AFTER more than a year on the sidelines, former leading trainer Liam Birchley is preparing to return to the fold, well aware he will face a good deal of scepticism, but determined to rebuild his career.
Birchley, a multiple runner-up in the Brisbane Metropolitan premiership, will train from a property near Kilcoy and has made application to the Sunshine Coast Turf Club to use their training tracks to gallop his horses.
He has not saddled a runner in 14 months after announcing he was stepping away from training.
That followed a three-year legal battle as part of the Aquanita top-up scandal, in which he had a one-year ban quashed in September last year.
He has recently written to clients informing them of his decision to return to training.
“I feel reinvigorated and ready to recommence my training career and have the confidence in myself to take it to another level,” he wrote.
“I have decided to take up an on-farm boutique stable. Leveraging everything I have learnt from training and on farms in my career, I believe training on farm is the best thing for the horse.
“A boutique stable will allow me to have a lot more one-on-one time with the horses.”
There is no doubt Birchley’s return will evoke some animosity, which he is well aware of.
“I’ve got no control over that. I don’t think about it,” he told the Courier Mail.
“The people who know me, know what I’m about. That’s all I care about. People will always think what they want to think.
“It’s more about the bloke they know, not the bloke they read about.”
Birchley was charged as part of the Aquanita scandal, which saw a number of trainers disqualified, including Robert Smerdon for life.
He was implicated after sending a text message to barred doper Greg Nelligan which said: “can u org a top up for tomorrow pls” on the eve of the 2015 Melbourne Cup.

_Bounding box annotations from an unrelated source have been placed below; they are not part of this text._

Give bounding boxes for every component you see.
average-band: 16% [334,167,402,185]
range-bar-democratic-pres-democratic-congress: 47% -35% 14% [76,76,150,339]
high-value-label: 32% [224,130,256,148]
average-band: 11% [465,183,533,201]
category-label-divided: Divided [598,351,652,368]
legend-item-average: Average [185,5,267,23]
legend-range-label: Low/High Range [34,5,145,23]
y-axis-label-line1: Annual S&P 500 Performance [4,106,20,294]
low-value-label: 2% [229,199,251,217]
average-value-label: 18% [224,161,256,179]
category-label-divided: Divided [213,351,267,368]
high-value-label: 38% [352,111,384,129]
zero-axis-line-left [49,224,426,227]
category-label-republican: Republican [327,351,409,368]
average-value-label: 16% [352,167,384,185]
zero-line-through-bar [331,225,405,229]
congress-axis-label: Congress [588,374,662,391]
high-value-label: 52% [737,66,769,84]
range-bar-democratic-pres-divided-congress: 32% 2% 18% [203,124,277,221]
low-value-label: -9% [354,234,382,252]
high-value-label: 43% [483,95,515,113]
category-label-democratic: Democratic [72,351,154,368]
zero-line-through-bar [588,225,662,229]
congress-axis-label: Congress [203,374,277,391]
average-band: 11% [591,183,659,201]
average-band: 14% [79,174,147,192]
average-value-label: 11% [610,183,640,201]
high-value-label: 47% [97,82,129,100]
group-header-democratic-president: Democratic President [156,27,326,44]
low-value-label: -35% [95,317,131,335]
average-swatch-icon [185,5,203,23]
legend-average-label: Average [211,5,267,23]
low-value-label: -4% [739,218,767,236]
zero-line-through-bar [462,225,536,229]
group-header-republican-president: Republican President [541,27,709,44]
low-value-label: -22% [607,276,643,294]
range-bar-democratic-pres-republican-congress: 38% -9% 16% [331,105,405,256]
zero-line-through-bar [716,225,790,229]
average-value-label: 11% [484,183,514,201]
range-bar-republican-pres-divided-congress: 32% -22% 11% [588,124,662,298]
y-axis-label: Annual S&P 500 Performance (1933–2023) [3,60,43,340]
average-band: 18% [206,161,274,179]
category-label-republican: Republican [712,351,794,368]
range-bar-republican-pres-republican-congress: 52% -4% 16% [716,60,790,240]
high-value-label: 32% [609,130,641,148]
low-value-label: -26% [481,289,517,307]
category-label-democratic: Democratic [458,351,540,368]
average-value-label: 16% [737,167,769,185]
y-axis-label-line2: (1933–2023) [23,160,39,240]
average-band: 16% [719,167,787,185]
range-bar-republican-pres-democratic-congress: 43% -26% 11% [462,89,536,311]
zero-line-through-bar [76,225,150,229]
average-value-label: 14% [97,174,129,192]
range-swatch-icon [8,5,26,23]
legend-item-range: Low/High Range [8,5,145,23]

Birchley was originally given a 12 month sentence, but won his appeal at the Victorian Civil and Administrative Tribunal.
VCAT Deputy President Heather Lambrick ruled she could not be satisfied Birchley’s horse had been administered anything illegally.
Birchley has maintained none of his horses were ever administered with a ‘top up.’
“I swore on my kids’ life, I knew nothing had happened to those horses and you don’t do that lightly,” he said.
“To be honest I never lost a minute sleep the whole time. That might sound crazy, but if I know for sure nothing happened how can I be found guilty?
“I am grateful to the people who did support me. In these situations you never know how much that means. Those individuals certainly know who they are.”
As he moves to rebuild his career, Birchley has plans to reach a stable of 30 – no larger – and is keen to test his theory of horses doing better in rural surrounds.
“When you have a bit of time to yourself and you’re not on the wheel, you get a chance to think about what you could or would do better,” he said.
“Seeing how the horses did at Archer Park that were still in work really gave me an idea that this could be the next stage.
“I’ve always liked the competition, always liked the challenge of it and I’ve missed that part of it.
“Thinking there’s a better way to do it, gives me a lot of hope going forward.”